With all this talk of cultural fit and happiness officers, it was only a matter of time before some genius got the bright idea to use the same concept behind online dating to hook job seekers up with employers. Ladies and gentleman, eHarmony has done it:

Dating site eHarmony hopes to do for employment what it’s done for marriage, pairing employees with their future bosses to see if it’s a match made on Wall Street.

It will launch a new company, “Elevated Careers by eHarmony,” in December that will run a new version of its famous compatibility assessment — only this time for job applicants and their would-be superiors. The typical U.S. worker only lasts 4.6 years with each employer, according to the Bureau of Labor Statistics, but eHarmony wants to change all that. “The goal will be to help people get a job where they really belong,” says the company’s founder and CEO Neil Clark Warren.

eHarmony won't say if its new job service will function like its matchmaking service, which, if you don't know, uses a proprietary data mining formula to match you with your alleged soulmate.
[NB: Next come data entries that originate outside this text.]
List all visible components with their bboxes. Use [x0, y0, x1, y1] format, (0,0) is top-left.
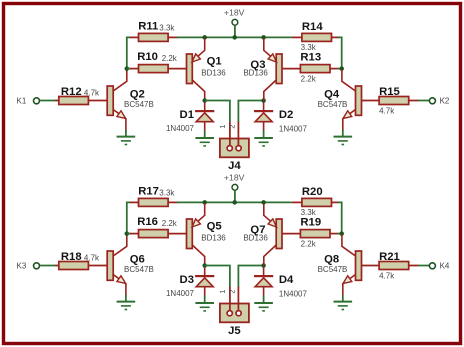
svg-text:2.2k: 2.2k: [162, 54, 178, 63]
terminal K2: [429, 97, 450, 106]
resistor R21 4.7k: [362, 251, 419, 280]
svg-text:D2: D2: [279, 109, 293, 121]
svg-text:4.7k: 4.7k: [379, 107, 395, 116]
svg-text:2: 2: [227, 290, 236, 294]
diode D3 1N4007: [166, 268, 214, 299]
svg-text:K1: K1: [17, 97, 27, 106]
wire: [127, 68, 131, 70]
node rail junctions: [202, 35, 265, 40]
wire: [205, 266, 230, 288]
diode D1 1N4007: [166, 103, 214, 134]
svg-text:R18: R18: [61, 251, 82, 263]
svg-text:K3: K3: [17, 262, 27, 271]
transistor Q6 BC547B: [107, 234, 154, 296]
ground: [195, 138, 214, 146]
transistor Q7 BD136: [243, 203, 282, 266]
transistor Q4 BC547B: [318, 69, 362, 130]
svg-text:K2: K2: [440, 97, 450, 106]
transistor Q5 BD136: [187, 203, 227, 266]
power +18V: [224, 173, 245, 203]
svg-text:R12: R12: [61, 86, 82, 98]
wire: [418, 265, 429, 267]
node D3 junction: [202, 263, 207, 268]
svg-text:R11: R11: [138, 21, 158, 33]
transistor Q2 BC547B: [107, 69, 154, 130]
node rail junctions: [202, 200, 265, 205]
svg-text:2.2k: 2.2k: [162, 219, 178, 228]
resistor R12 4.7k: [56, 86, 108, 105]
resistor R15 4.7k: [362, 86, 419, 115]
transistor Q1 BD136: [187, 38, 227, 101]
wire: [204, 130, 206, 137]
svg-text:3.3k: 3.3k: [301, 43, 317, 52]
svg-text:Q1: Q1: [207, 55, 222, 67]
svg-text:R17: R17: [138, 186, 159, 198]
terminal K3: [17, 262, 40, 271]
svg-text:D3: D3: [180, 274, 194, 286]
wire: [127, 37, 131, 69]
svg-text:Q6: Q6: [130, 254, 145, 266]
wire: [338, 202, 342, 233]
resistor R10 2.2k: [130, 51, 187, 72]
node R16/Q6 junction: [125, 231, 130, 236]
wire: [238, 101, 263, 123]
resistor R17 3.3k: [130, 186, 178, 207]
wire: [263, 130, 265, 137]
node R10/Q2 junction: [125, 66, 130, 71]
ground: [334, 137, 353, 145]
svg-text:1N4007: 1N4007: [279, 124, 308, 133]
wire +18V rail: [177, 36, 292, 38]
svg-text:BC547B: BC547B: [124, 100, 154, 109]
resistor R20 3.3k: [292, 186, 339, 217]
node R19/R20 junction: [339, 231, 344, 236]
wire: [40, 265, 56, 267]
wire: [418, 100, 429, 102]
diode D4 1N4007: [254, 268, 307, 299]
wire: [127, 233, 131, 235]
wire: [338, 37, 342, 68]
power +18V: [224, 8, 245, 38]
svg-text:BC547B: BC547B: [318, 100, 348, 109]
ground: [254, 303, 273, 311]
svg-text:3.3k: 3.3k: [159, 23, 175, 32]
terminal K1: [17, 97, 40, 106]
svg-text:R20: R20: [302, 186, 323, 198]
wire: [342, 130, 344, 136]
wire: [263, 295, 265, 302]
svg-text:Q5: Q5: [207, 220, 222, 232]
svg-text:BC547B: BC547B: [124, 265, 154, 274]
svg-text:BD136: BD136: [201, 69, 226, 78]
node D4 junction: [261, 263, 266, 268]
svg-text:BC547B: BC547B: [318, 265, 348, 274]
svg-text:+18V: +18V: [224, 8, 245, 18]
svg-text:R14: R14: [302, 21, 323, 33]
svg-text:D1: D1: [180, 109, 194, 121]
wire: [204, 295, 206, 302]
resistor R18 4.7k: [56, 251, 108, 270]
svg-text:2.2k: 2.2k: [301, 239, 317, 248]
wire: [40, 100, 56, 102]
ground: [254, 138, 273, 146]
diode D2 1N4007: [254, 103, 307, 134]
wire: [125, 295, 127, 301]
svg-text:3.3k: 3.3k: [301, 208, 317, 217]
transistor Q8 BC547B: [318, 234, 362, 296]
svg-text:R19: R19: [300, 216, 321, 228]
svg-text:+18V: +18V: [224, 173, 245, 183]
svg-text:R13: R13: [300, 51, 321, 63]
wire: [125, 130, 127, 136]
wire: [205, 101, 230, 123]
svg-text:D4: D4: [279, 274, 294, 286]
svg-text:3.3k: 3.3k: [159, 188, 175, 197]
wire: [342, 295, 344, 301]
svg-text:2.2k: 2.2k: [301, 74, 317, 83]
svg-text:Q8: Q8: [324, 254, 339, 266]
wire: [238, 266, 263, 288]
svg-text:J5: J5: [228, 325, 241, 337]
svg-text:1: 1: [218, 290, 227, 294]
node D1 junction: [202, 98, 207, 103]
wire: [127, 202, 131, 234]
svg-text:4.7k: 4.7k: [84, 89, 100, 98]
svg-text:Q2: Q2: [130, 89, 145, 101]
node R13/R14 junction: [339, 66, 344, 71]
resistor R14 3.3k: [292, 21, 339, 52]
svg-text:BD136: BD136: [201, 234, 226, 243]
ground: [195, 303, 214, 311]
resistor R19 2.2k: [282, 216, 339, 248]
resistor R13 2.2k: [282, 51, 339, 83]
ground: [117, 302, 136, 310]
transistor Q3 BD136: [243, 38, 282, 101]
wire +18V rail: [177, 201, 292, 203]
svg-text:BD136: BD136: [243, 234, 268, 243]
svg-text:1N4007: 1N4007: [279, 289, 308, 298]
svg-text:1: 1: [218, 125, 227, 129]
svg-text:Q4: Q4: [324, 89, 340, 101]
resistor R16 2.2k: [130, 216, 187, 237]
svg-text:1N4007: 1N4007: [166, 289, 195, 298]
node D2 junction: [261, 98, 266, 103]
svg-text:J4: J4: [228, 160, 241, 172]
svg-text:K4: K4: [440, 262, 450, 271]
ground: [117, 137, 136, 145]
svg-text:R16: R16: [137, 216, 158, 228]
svg-text:2: 2: [227, 125, 236, 129]
svg-text:R10: R10: [137, 51, 158, 63]
resistor R11 3.3k: [130, 21, 178, 42]
connector J5: [218, 287, 249, 338]
svg-text:4.7k: 4.7k: [84, 254, 100, 263]
connector J4: [218, 122, 249, 173]
terminal K4: [429, 262, 450, 271]
svg-text:R15: R15: [379, 86, 400, 98]
ground: [334, 302, 353, 310]
svg-text:R21: R21: [379, 251, 400, 263]
svg-text:BD136: BD136: [243, 69, 268, 78]
svg-text:1N4007: 1N4007: [166, 124, 195, 133]
svg-text:4.7k: 4.7k: [379, 272, 395, 281]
“We’ll have something like that to match people for careers and have had 10 people working on that for three years,” Warren says. And there’s also an overlap in the philosophy of the two eHarmony services. “If people come home and they’re unhappy with their job and boss, it puts a lot of tension on a marriage,” he says.

Fantastic. Can we maybe get someone on making a Grindr-like service for those of us who prefer to job hop? Now that would be something.